I donated my Dutch book Geneest de zieken! (English title: Heal the Sick!) to TBJ, even though he obviously couldn’t read it. Between many other activities, I had been working on this book for more than a year, which was to help myself find a theological basis for the Biblical ministry of healing and deliverance. In fact, the book was written at the Synagogue Churchin Lagos; that was where it was conceived (March 2002), that was where I had worked on it during subsequent visits, and that was where I had put the finishing touches to it during my fifth visit. The book was typical of my ministry: I would always remain primarily a Bible teacher, not a minister of healing or deliverance. God showed me that the power was there, but my task was different. I chose the title Heal the Sick! in accordance with the commandment of the Lord himself (Luke 10:8f.; Matt. 10:8; Mark 16:17f.).

In the meantime, I must say, I had gradually started to develop all kinds of objections to ‘Lagos’. For example, on my second visit to Lagos, TBJ asked me to write a book about his life, teachings and ministry.

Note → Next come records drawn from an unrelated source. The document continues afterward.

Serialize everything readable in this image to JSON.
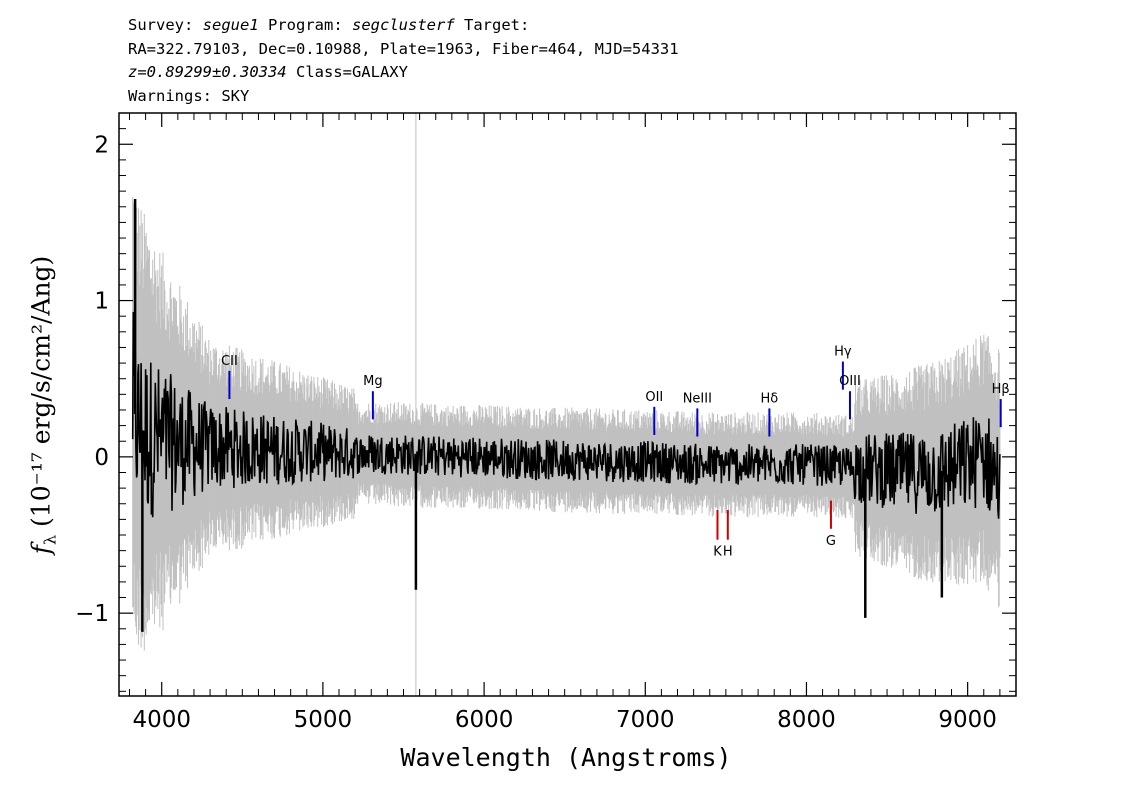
{
  "header": {
    "survey_label": "Survey:",
    "survey": "segue1",
    "program_label": "Program:",
    "program": "segclusterf",
    "target_label": "Target:",
    "line2": "RA=322.79103, Dec=0.10988, Plate=1963, Fiber=464, MJD=54331",
    "redshift": "z=0.89299±0.30334",
    "class_text": "Class=GALAXY",
    "warnings": "Warnings: SKY"
  },
  "chart_data": {
    "type": "line",
    "title": "",
    "xlabel": "Wavelength (Angstroms)",
    "ylabel_prefix": "f",
    "ylabel_sub": "λ",
    "ylabel_rest": " (10⁻¹⁷ erg/s/cm²/Ang)",
    "xlim": [
      3735,
      9300
    ],
    "ylim": [
      -1.53,
      2.2
    ],
    "x_ticks": [
      4000,
      5000,
      6000,
      7000,
      8000,
      9000
    ],
    "x_tick_labels": [
      "4000",
      "5000",
      "6000",
      "7000",
      "8000",
      "9000"
    ],
    "y_ticks": [
      -1,
      0,
      1,
      2
    ],
    "y_tick_labels": [
      "−1",
      "0",
      "1",
      "2"
    ],
    "grid": false,
    "colors": {
      "flux": "#000000",
      "error": "#c0c0c0",
      "emission_line": "#0000cc",
      "absorption_line": "#cc0000"
    },
    "series": [
      {
        "name": "flux",
        "x": [
          3820,
          3850,
          3900,
          4000,
          4100,
          4200,
          4300,
          4400,
          4500,
          4600,
          4800,
          5000,
          5200,
          5400,
          5600,
          5800,
          6000,
          6200,
          6400,
          6600,
          6800,
          7000,
          7200,
          7400,
          7600,
          7800,
          8000,
          8200,
          8400,
          8600,
          8800,
          9000,
          9100,
          9200
        ],
        "y": [
          0.35,
          0.2,
          0.15,
          0.1,
          0.08,
          0.07,
          0.06,
          0.06,
          0.05,
          0.05,
          0.04,
          0.03,
          0.02,
          0.02,
          0.01,
          0.0,
          0.0,
          -0.01,
          -0.02,
          -0.02,
          -0.03,
          -0.03,
          -0.04,
          -0.05,
          -0.05,
          -0.05,
          -0.05,
          -0.06,
          -0.08,
          -0.1,
          -0.1,
          -0.05,
          0.0,
          -0.15
        ]
      }
    ],
    "spikes": [
      {
        "x": 3835,
        "y": 1.65
      },
      {
        "x": 3880,
        "y": -1.12
      },
      {
        "x": 5577,
        "y": -0.85
      },
      {
        "x": 8365,
        "y": -1.03
      },
      {
        "x": 8840,
        "y": -0.9
      }
    ],
    "line_markers": [
      {
        "label": "CII",
        "x": 4420,
        "y0": 0.37,
        "y1": 0.55,
        "kind": "emission"
      },
      {
        "label": "Mg",
        "x": 5310,
        "y0": 0.24,
        "y1": 0.42,
        "kind": "emission"
      },
      {
        "label": "OII",
        "x": 7056,
        "y0": 0.14,
        "y1": 0.32,
        "kind": "emission"
      },
      {
        "label": "NeIII",
        "x": 7323,
        "y0": 0.13,
        "y1": 0.31,
        "kind": "emission"
      },
      {
        "label": "Hδ",
        "x": 7770,
        "y0": 0.13,
        "y1": 0.31,
        "kind": "emission"
      },
      {
        "label": "Hγ",
        "x": 8226,
        "y0": 0.43,
        "y1": 0.61,
        "kind": "emission"
      },
      {
        "label": "OIII",
        "x": 8270,
        "y0": 0.24,
        "y1": 0.42,
        "kind": "emission"
      },
      {
        "label": "Hβ",
        "x": 9205,
        "y0": 0.19,
        "y1": 0.37,
        "kind": "emission"
      },
      {
        "label": "K",
        "x": 7448,
        "y0": -0.53,
        "y1": -0.34,
        "kind": "absorption"
      },
      {
        "label": "H",
        "x": 7512,
        "y0": -0.53,
        "y1": -0.34,
        "kind": "absorption"
      },
      {
        "label": "G",
        "x": 8152,
        "y0": -0.46,
        "y1": -0.28,
        "kind": "absorption"
      }
    ]
  }
}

In retrospect, I should never have started doing so under the conditions he set, because he did not want me to publish it without his agreement with the text, but neither did he give me detailed answers to my many questions and did not accept any criticism of his ministry in the book. We also could not agree on certain doctrinal aspects. He did say, ‘There are things you know that I don’t know; just as there are things I know that you don’t know. I just have to think about those parts and pray about them to know what the Lord thinks of them.’ But I never heard anything about it again.That disappointed me; the book simply got bogged down because TBJ did not elaborate on my manuscript, but did ‘forbid’ me by telephone to publish it. His biggest problem seemed to be that he couldn’t seem to tolerate any criticism of his ministry in the book.